Alla fine è prevalsa la linea dell’argine comune contro i sovranisti, anche a costo di rinunciare ad una maggiore autonomia e ad un certamente più largo consenso. La scelta dell’accordo che Carlo Calenda ha siglato con il Partito democratico di Enrico Letta va considerata in tal senso, soprattutto all’interno dell’attuale sistema elettorale, e lo spiega bene oggi Antonio Polito sul Corriere della Sera. “La logica del Rosatellum è spietata: costringe i diversi a stare insieme per non darla vinta agli altri – scrive il politologo -. Questo argomento, usato sia da Letta sia da Bonino, ha convinto alla fine anche il recalcitrante Calenda: lo stigma di colui che ‘consegna il Paese alle destre’ lo avrebbe marchiato a vita, un po’ come successe con Bertinotti quando fece cadere il governo Prodi. Alleandosi invece con il Pd per impedire la vittoria degli ‘amici di Orbán e Putin’, il giovane leader di Azione depotenzia certamente la sua attrattiva verso i voti in uscita da Forza Italia, che pure aveva cercato con la candidatura di due ministre ex berlusconiane; e rinuncia alla possibilità di presentarsi come il leader di una nuova Cosa di centro, autonoma da tutti i poli, che lo stava premiando nei sondaggi”.
L’accordo, dunque, va visto come un tentativo di riequilibrare la competizione elettorale, fortemente sbilanciata a destra. A costo di rinunciare a qualcosa (anzi, a molto!) di sé. “Sia Calenda sia Letta avrebbero potuto ottenere più consensi per le loro liste nel proporzionale se fossero andati separati: Letta costruendo la sua gara sull’antagonista Meloni, Calenda presentandosi come l’unico erede dell’agenda Draghi – scrive ancora Polito -. Ma sarebbe stata una logica proporzionale. Mentre la legge ferrea del Rosatellum, con la sua forte quota maggioritaria, ha finito con il modellare l’offerta politica. In mezzo a tanta confusione, un vantaggio per l’elettorato c’è: la semplificazione del mercato elettorale. Ora i cittadini avranno una scelta abbastanza chiara tra un polo di destracentro a trazione Meloni, uno di centro-e-sinistra a trazione Letta-Calenda, e uno populista a guida Conte. Tutte e tre le opzioni presentano incognite e rischi.

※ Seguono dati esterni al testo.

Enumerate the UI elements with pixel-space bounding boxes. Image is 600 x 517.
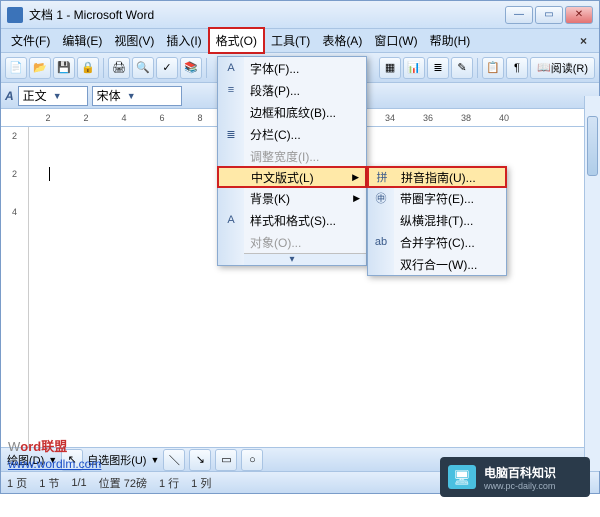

Ma, come sempre in democrazia, si tratta di scegliere la meno peggiore”. Un’analisi molto realista, che bypassa le certamente ampie distanze esistenti tra Azione, Pd, +Europa e la sinistra di Fratoianni, Di Maio e Bonelli, in nome della costruzione di un polo moderato, europeista, riformista e alternativo al sovranismo filo putiniano incarnato dal centrodestra.

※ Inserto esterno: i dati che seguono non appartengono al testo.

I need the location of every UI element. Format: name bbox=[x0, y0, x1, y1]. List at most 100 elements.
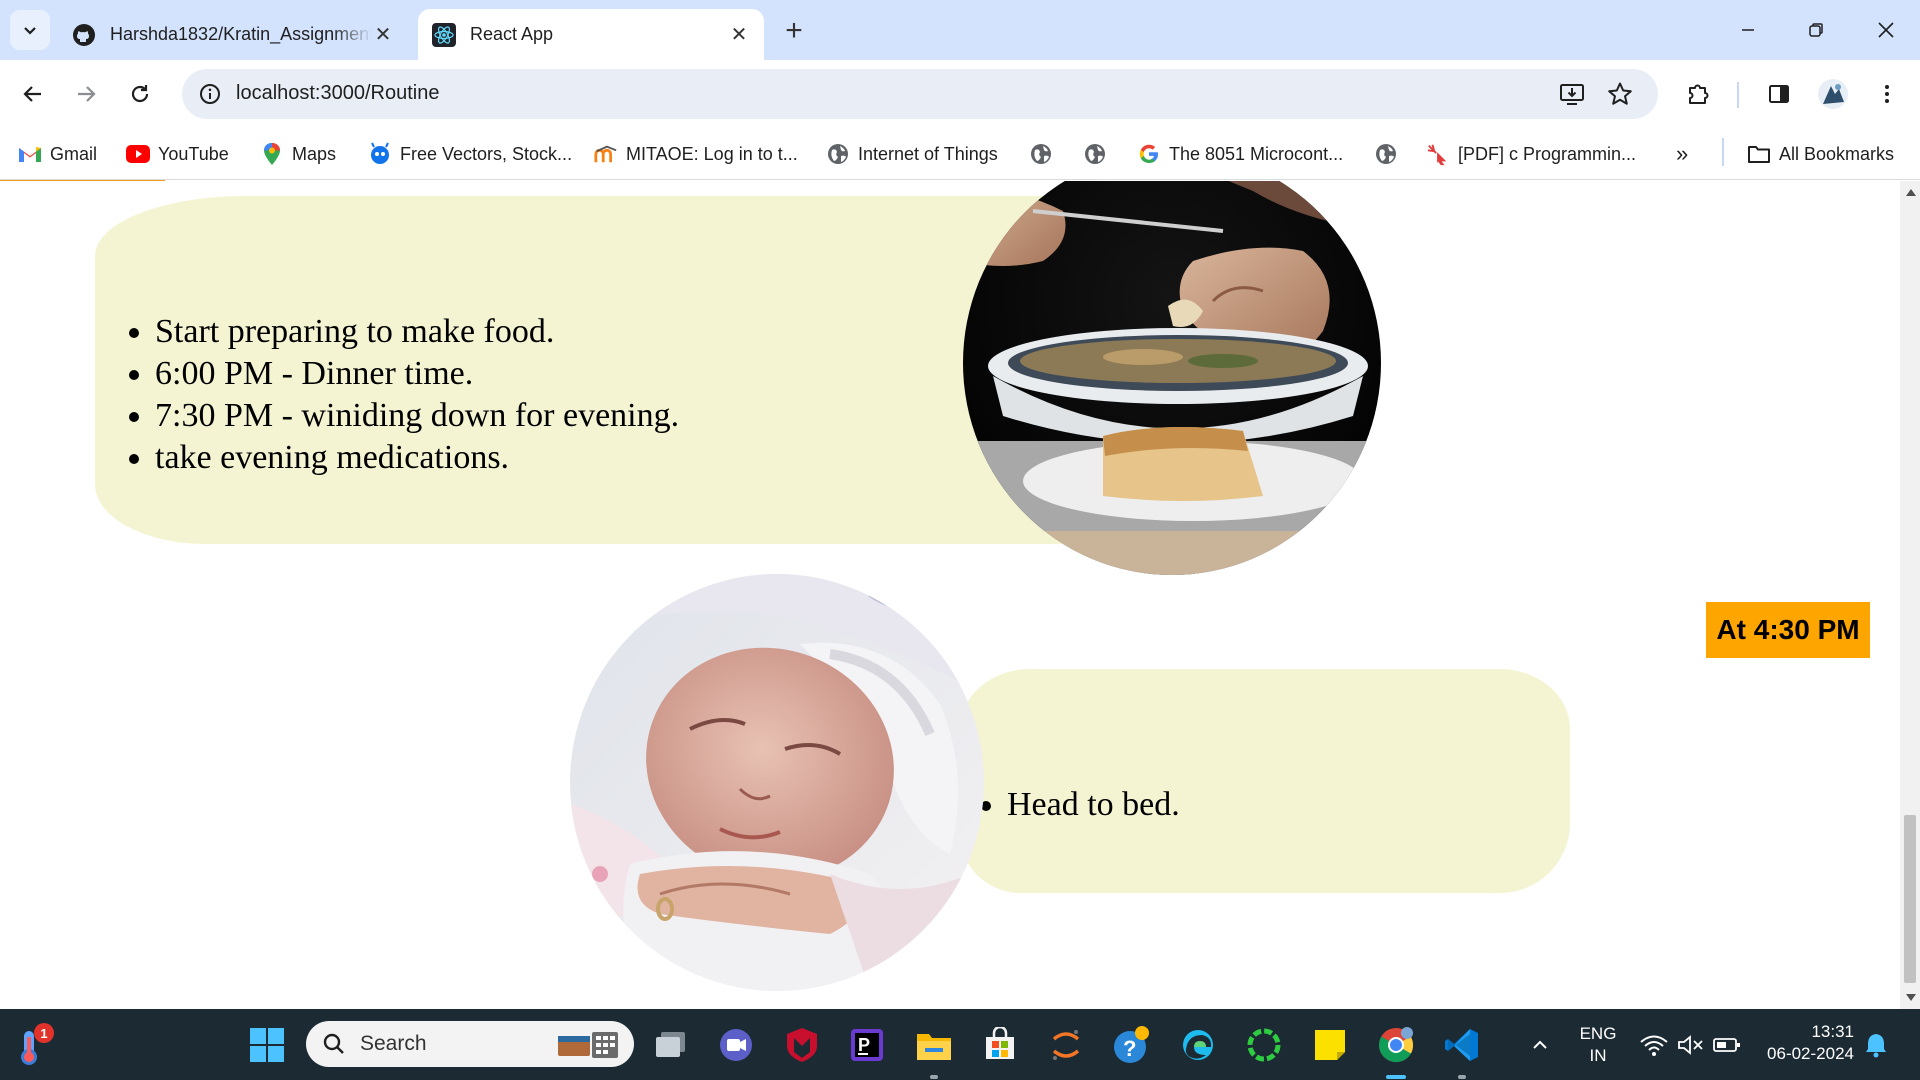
night-routine-list: Head to bed. bbox=[1007, 784, 1180, 826]
all-bookmarks-label: All Bookmarks bbox=[1779, 143, 1895, 164]
bookmark-label: Maps bbox=[292, 143, 337, 164]
clock[interactable]: 13:31 06-02-2024 bbox=[1754, 1021, 1854, 1065]
bookmark-mitaoe[interactable]: MITAOE: Log in to t... bbox=[594, 138, 798, 170]
back-button[interactable] bbox=[11, 72, 55, 116]
close-window-button[interactable] bbox=[1856, 8, 1916, 52]
chrome-app[interactable] bbox=[1372, 1021, 1420, 1069]
bookmark-c-programming[interactable]: [PDF] c Programmin... bbox=[1426, 138, 1636, 170]
chevron-down-icon bbox=[24, 27, 36, 35]
tab-title: React App bbox=[470, 24, 554, 44]
scroll-down-arrow-icon[interactable] bbox=[1906, 994, 1916, 1001]
extensions-button[interactable] bbox=[1677, 72, 1721, 116]
vscode-icon bbox=[1445, 1029, 1478, 1061]
sleeping-photo bbox=[570, 574, 984, 991]
all-bookmarks-button[interactable]: All Bookmarks bbox=[1747, 138, 1894, 170]
list-item: 7:30 PM - winiding down for evening. bbox=[155, 395, 679, 437]
vscode-app[interactable] bbox=[1438, 1021, 1486, 1069]
battery-icon bbox=[1713, 1038, 1740, 1052]
more-bookmarks-button[interactable]: » bbox=[1676, 138, 1688, 170]
store-icon bbox=[986, 1027, 1014, 1059]
profile-avatar[interactable] bbox=[1811, 72, 1855, 116]
close-tab-icon[interactable]: ✕ bbox=[372, 24, 394, 46]
search-icon bbox=[323, 1033, 344, 1054]
start-button[interactable] bbox=[243, 1021, 291, 1069]
tab-search-button[interactable] bbox=[10, 10, 50, 50]
bookmark-globe-3[interactable] bbox=[1374, 138, 1406, 170]
bookmark-gmail[interactable]: Gmail bbox=[18, 138, 97, 170]
loader-app[interactable] bbox=[1240, 1021, 1288, 1069]
minimize-icon bbox=[1742, 29, 1754, 31]
close-tab-icon[interactable]: ✕ bbox=[728, 24, 750, 46]
bookmark-maps[interactable]: Maps bbox=[260, 138, 336, 170]
side-panel-icon bbox=[1769, 85, 1789, 103]
sticky-note-icon bbox=[1315, 1030, 1345, 1060]
minimize-button[interactable] bbox=[1718, 8, 1778, 52]
bookmark-freepik[interactable]: Free Vectors, Stock... bbox=[368, 138, 572, 170]
task-view-icon bbox=[656, 1032, 685, 1057]
url-text[interactable]: localhost:3000/Routine bbox=[236, 82, 439, 105]
moodle-icon bbox=[594, 142, 618, 166]
language-region: IN bbox=[1589, 1046, 1607, 1065]
tab-react-app[interactable]: React App ✕ bbox=[418, 9, 764, 60]
folder-icon bbox=[917, 1034, 951, 1060]
bookmark-label: MITAOE: Log in to t... bbox=[626, 143, 798, 164]
system-tray-status[interactable] bbox=[1630, 1021, 1750, 1069]
jupyter-app[interactable] bbox=[1042, 1021, 1090, 1069]
page-scrollbar[interactable] bbox=[1900, 181, 1920, 1009]
scrollbar-thumb[interactable] bbox=[1904, 815, 1916, 983]
github-icon bbox=[72, 23, 96, 47]
youtube-icon bbox=[126, 142, 150, 166]
search-highlight-icon bbox=[558, 1032, 618, 1058]
restore-button[interactable] bbox=[1786, 8, 1846, 52]
language-indicator[interactable]: ENG IN bbox=[1576, 1023, 1620, 1067]
tab-github[interactable]: Harshda1832/Kratin_Assignment ✕ bbox=[58, 9, 408, 60]
side-panel-button[interactable] bbox=[1757, 72, 1801, 116]
gmail-icon bbox=[18, 142, 42, 166]
bookmark-8051[interactable]: The 8051 Microcont... bbox=[1137, 138, 1343, 170]
pycharm-app[interactable]: P bbox=[843, 1021, 891, 1069]
more-vertical-icon bbox=[1885, 85, 1889, 103]
notifications-button[interactable] bbox=[1856, 1021, 1896, 1069]
bookmark-internet-of-things[interactable]: Internet of Things bbox=[826, 138, 998, 170]
task-view-button[interactable] bbox=[647, 1021, 695, 1069]
taskbar-search[interactable]: Search bbox=[306, 1021, 634, 1067]
file-explorer-app[interactable] bbox=[910, 1021, 958, 1069]
help-icon: ? bbox=[1114, 1026, 1149, 1063]
bookmark-globe-1[interactable] bbox=[1029, 138, 1061, 170]
bookmarks-bar: Gmail YouTube Maps Free Vectors, Stock..… bbox=[0, 128, 1920, 180]
address-bar[interactable]: localhost:3000/Routine bbox=[182, 69, 1658, 119]
evening-routine-list: Start preparing to make food. 6:00 PM - … bbox=[155, 311, 679, 479]
globe-icon bbox=[1029, 142, 1053, 166]
teams-app[interactable] bbox=[712, 1021, 760, 1069]
arrow-right-icon bbox=[78, 86, 96, 102]
chrome-menu-button[interactable] bbox=[1865, 72, 1909, 116]
show-hidden-icons-button[interactable] bbox=[1516, 1021, 1564, 1069]
sticky-notes-app[interactable] bbox=[1306, 1021, 1354, 1069]
bookmark-star-button[interactable] bbox=[1604, 78, 1636, 110]
site-info-button[interactable] bbox=[194, 78, 226, 110]
edge-app[interactable] bbox=[1174, 1021, 1222, 1069]
clock-date: 06-02-2024 bbox=[1767, 1044, 1854, 1063]
microsoft-store-app[interactable] bbox=[976, 1021, 1024, 1069]
mcafee-app[interactable] bbox=[778, 1021, 826, 1069]
bookmark-youtube[interactable]: YouTube bbox=[126, 138, 229, 170]
toolbar-separator bbox=[1737, 82, 1739, 108]
get-help-app[interactable]: ? bbox=[1108, 1021, 1156, 1069]
bookmark-label: Free Vectors, Stock... bbox=[400, 143, 573, 164]
list-item: take evening medications. bbox=[155, 437, 679, 479]
install-app-button[interactable] bbox=[1556, 78, 1588, 110]
globe-icon bbox=[1374, 142, 1398, 166]
forward-button[interactable] bbox=[64, 72, 108, 116]
pdf-site-icon bbox=[1426, 142, 1450, 166]
shield-icon bbox=[787, 1028, 817, 1062]
bookmark-label: Internet of Things bbox=[858, 143, 998, 164]
bookmark-globe-2[interactable] bbox=[1083, 138, 1115, 170]
new-tab-button[interactable]: + bbox=[774, 14, 814, 48]
volume-muted-icon bbox=[1678, 1035, 1703, 1055]
notification-badge: 1 bbox=[34, 1023, 54, 1043]
weather-widget[interactable]: 1 bbox=[6, 1021, 54, 1069]
list-item: Head to bed. bbox=[1007, 784, 1180, 826]
reload-button[interactable] bbox=[118, 72, 162, 116]
scroll-up-arrow-icon[interactable] bbox=[1906, 189, 1916, 196]
ring-icon bbox=[1247, 1028, 1281, 1062]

Sul piano contenutistico e programmatico, va detto che è Calenda ad averla spuntata, avendo ottenuto l’ok di Letta su rigassificatori, riforma del reddito di cittadinanza e del Superbonus. E avendo incassato anche il 30% dei seggi e l’impegno a non candidare alcun leader di partito ed ex FI ed ex M5S nei collegi uninominali, ma solo nel proporzionale. “Lo abbiamo fatto per l’Italia – ha detto Letta -. Alleandoci con Calenda rompiamo la fantasia del terzo polo, ma soprattutto la sfida resta ‘noi contro loro’. Destra contro sinistra liberale. E’un sacrificio necessario”. Anche se a sinistra ora ricucire diventa davvero difficile. Ma senza una compattezza, variegata ma “altra”, l’operazione di mettere dei margini all’espansione del fronte sovranista sarà impresa ardua, nonostante accordi e mediazioni.